入獄險路
延慶縣多山,羅戰即將被收押的那座監獄地處遠離城鎮的山區。
呈現異常血色的夕陽最終跳躍著被山巒吞沒最後的身影。一條山路越開越偏,眼瞅著路邊兒的草木逐漸荒蕪,車輛與人煙漸稀。
公路逐漸狹窄,海拔緩緩升高。
山區的雲霧在暮色中堆積,夏日的夜空是沉靜幽深的藍,星光繁密。
開了一整天的車,又剛吃過晚飯,幾個人皆露出疲憊之色。
大毛把胳膊肘搭在車窗沿上,一邊兒開車一邊兒抽著煙。
白遠有一搭沒一搭地找話題跟後排的程宇和羅戰聊天。
程宇基本就是問一句哼唧一聲。羅戰的手腕兒銬了一整天,都發酸了,金屬貼肉的地方被汗水浸漬得發紅。
羅戰望了望盤山道一側壁立千仞、另一側空穀幽深的夜景,突然就沉默了,過了許久才說:“我爸就住這附近,快到了。”
程宇抬眉問道:“你們家不是住老城區麽?”
羅戰慘然笑道:“我爸早就不搭理我了,嫌我不學好,嫌我瞎混。他不住我在城裏買的房子,搬回郊區小鎮了。”
羅戰又補充道:“就是我們以前的老家,我爺爺待的地方。
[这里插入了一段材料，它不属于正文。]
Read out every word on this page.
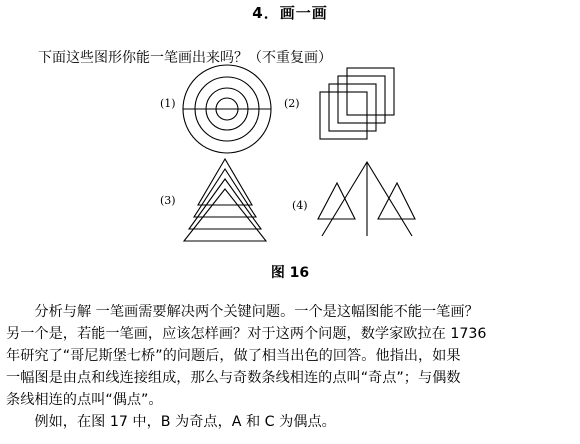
4．画一画
下面这些图形你能一笔画出来吗？（不重复画）
(1)	(2)
(3)	(4)
图 16

　　分析与解 一笔画需要解决两个关键问题。一个是这幅图能不能一笔画？
另一个是，若能一笔画，应该怎样画？对于这两个问题，数学家欧拉在 1736
年研究了“哥尼斯堡七桥”的问题后，做了相当出色的回答。他指出，如果
一幅图是由点和线连接组成，那么与奇数条线相连的点叫“奇点”；与偶数
条线相连的点叫“偶点”。
　　例如，在图 17 中，B 为奇点，A 和 C 为偶点。
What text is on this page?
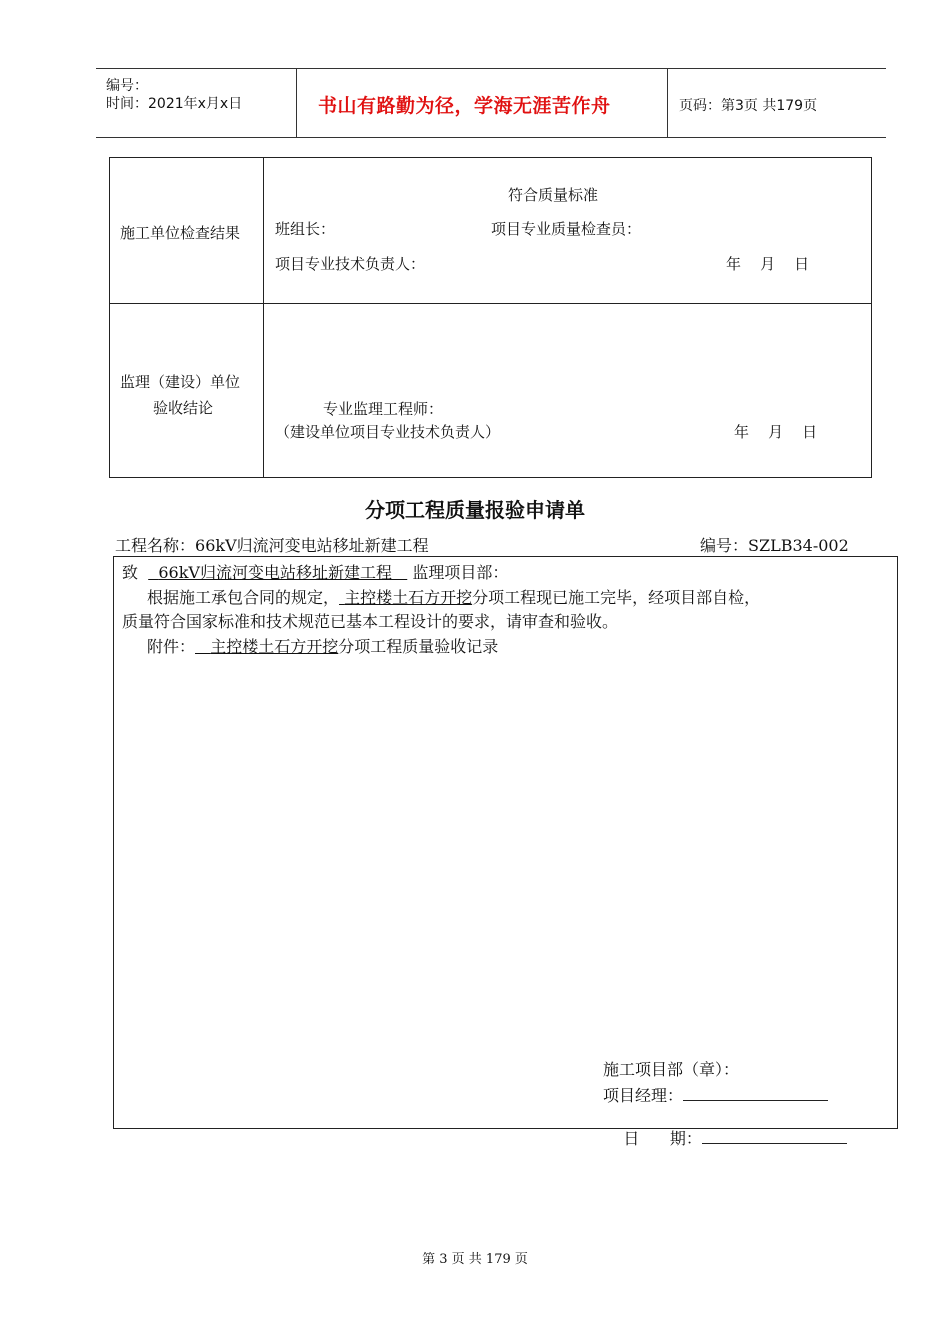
编号：
时间：2021年x月x日	书山有路勤为径，学海无涯苦作舟	页码：第3页 共179页
施工单位检查结果
符合质量标准
班组长：	项目专业质量检查员：
项目专业技术负责人：	年    月    日
监理（建设）单位
验收结论	专业监理工程师：
（建设单位项目专业技术负责人）	年    月    日
分项工程质量报验申请单
工程名称：66kV归流河变电站移址新建工程	编号：SZLB34-002
致 66kV归流河变电站移址新建工程 监理项目部：
根据施工承包合同的规定， 主控楼土石方开挖分项工程现已施工完毕，经项目部自检，
质量符合国家标准和技术规范已基本工程设计的要求，请审查和验收。
附件： 主控楼土石方开挖分项工程质量验收记录
施工项目部（章）：
项目经理：

日      期：

第 3 页 共 179 页
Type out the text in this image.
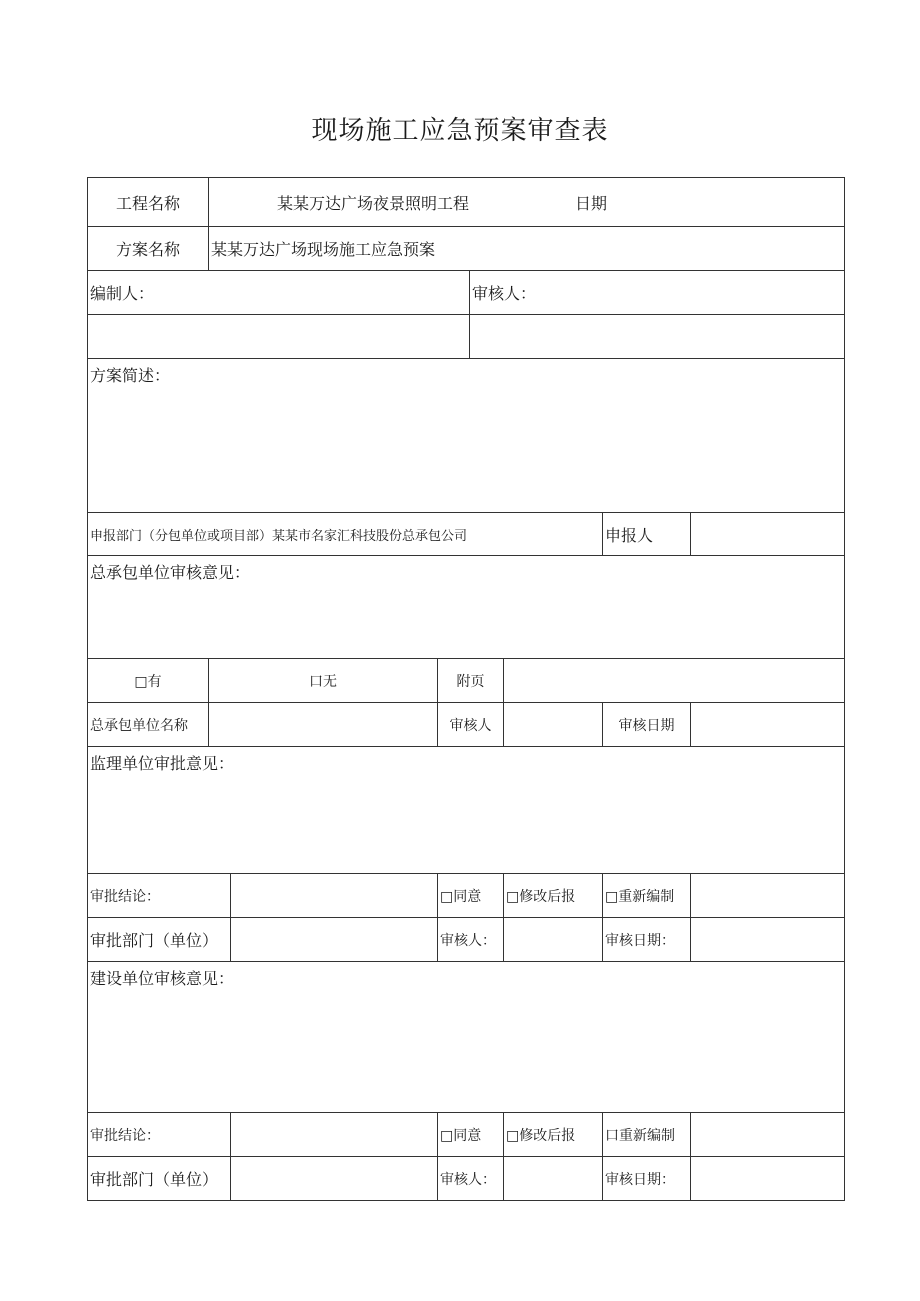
现场施工应急预案审查表
工程名称	某某万达广场夜景照明工程	日期
方案名称	某某万达广场现场施工应急预案
编制人：	审核人：
方案简述：
申报部门（分包单位或项目部）某某市名家汇科技股份总承包公司	申报人
总承包单位审核意见：
□有	口无	附页
总承包单位名称	审核人	审核日期
监理单位审批意见：
审批结论：	□同意	□修改后报	□重新编制
审批部门（单位）	审核人：	审核日期：
建设单位审核意见：
审批结论：	□同意	□修改后报	口重新编制
审批部门（单位）	审核人：	审核日期：
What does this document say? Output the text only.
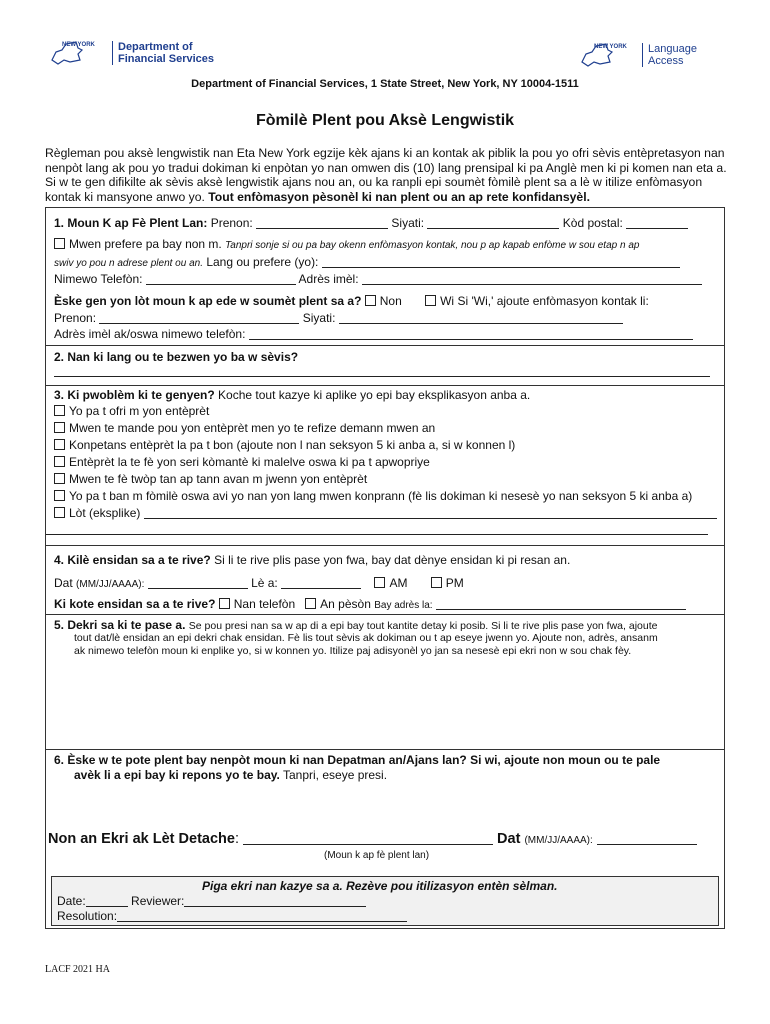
NEW YORK Department of
Financial Services
NEW YORK Language
Access
Department of Financial Services, 1 State Street, New York, NY 10004-1511
Fòmilè Plent pou Aksè Lengwistik
Règleman pou aksè lengwistik nan Eta New York egzije kèk ajans ki an kontak ak piblik la pou yo ofri sèvis entèpretasyon nan nenpòt lang ak pou yo tradui dokiman ki enpòtan yo nan omwen dis (10) lang prensipal ki pa Anglè men ki pi komen nan eta a. Si w te gen difikilte ak sèvis aksè lengwistik ajans nou an, ou ka ranpli epi soumèt fòmilè plent sa a lè w itilize enfòmasyon kontak ki mansyone anwo yo. Tout enfòmasyon pèsonèl ki nan plent ou an ap rete konfidansyèl.
1. Moun K ap Fè Plent Lan: Prenon:	Siyati:	Kòd postal:
Mwen prefere pa bay non m. Tanpri sonje si ou pa bay okenn enfòmasyon kontak, nou p ap kapab enfòme w sou etap n ap
swiv yo pou n adrese plent ou an. Lang ou prefere (yo):
Nimewo Telefòn:	Adrès imèl:
Èske gen yon lòt moun k ap ede w soumèt plent sa a? Non	Wi Si 'Wi,' ajoute enfòmasyon kontak li:
Prenon:	Siyati:
Adrès imèl ak/oswa nimewo telefòn:
2. Nan ki lang ou te bezwen yo ba w sèvis?
3. Ki pwoblèm ki te genyen? Koche tout kazye ki aplike yo epi bay eksplikasyon anba a.
Yo pa t ofri m yon entèprèt
Mwen te mande pou yon entèprèt men yo te refize demann mwen an
Konpetans entèprèt la pa t bon (ajoute non l nan seksyon 5 ki anba a, si w konnen l)
Entèprèt la te fè yon seri kòmantè ki malelve oswa ki pa t apwopriye
Mwen te fè twòp tan ap tann avan m jwenn yon entèprèt
Yo pa t ban m fòmilè oswa avi yo nan yon lang mwen konprann (fè lis dokiman ki nesesè yo nan seksyon 5 ki anba a)
Lòt (eksplike)
4. Kilè ensidan sa a te rive? Si li te rive plis pase yon fwa, bay dat dènye ensidan ki pi resan an.
Dat (MM/JJ/AAAA):	Lè a:	AM	PM
Ki kote ensidan sa a te rive? Nan telefòn An pèsòn Bay adrès la:
5. Dekri sa ki te pase a. Se pou presi nan sa w ap di a epi bay tout kantite detay ki posib. Si li te rive plis pase yon fwa, ajoute
tout dat/lè ensidan an epi dekri chak ensidan. Fè lis tout sèvis ak dokiman ou t ap eseye jwenn yo. Ajoute non, adrès, ansanm
ak nimewo telefòn moun ki enplike yo, si w konnen yo. Itilize paj adisyonèl yo jan sa nesesè epi ekri non w sou chak fèy.
6. Èske w te pote plent bay nenpòt moun ki nan Depatman an/Ajans lan? Si wi, ajoute non moun ou te pale
avèk li a epi bay ki repons yo te bay. Tanpri, eseye presi.
Non an Ekri ak Lèt Detache:	Dat (MM/JJ/AAAA):
(Moun k ap fè plent lan)
Piga ekri nan kazye sa a. Rezève pou itilizasyon entèn sèlman.
Date:	Reviewer:
Resolution:
LACF 2021 HA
後來有了農轉非的戶口,才到城裏安家落戶的。”
程宇問:“你爸幹什麽的?”
“你猜猜?”羅戰笑道,“嘿嘿,我爸有手藝的。小時候常看他在灶上炒麵茶粉兒,軋咯吱盒,在煤爐子上烤墩餑餑……他還會雕蛋殼兒!蛋殼兒那麽薄,一捏固就碎了,老爺子雕得可好了!”
羅戰慢慢地梳理他的回憶,西皇城根兒北街那條小巷子裏,冬去春來從不間斷的車軲轆印跡。
胡同,板兒車,蜂窩煤。
北方最寒冷的冬天,小平房兒裏白氣繚繞,爐膛中的煤慢慢燃燒出淡藍色的火焰。老爺子用鐵鉗夾弄著燒紅的煤球兒,水壺在爐口上滋滋地冒著熱氣兒,白薯在爐膛裏漬出油汪汪的糖汁兒。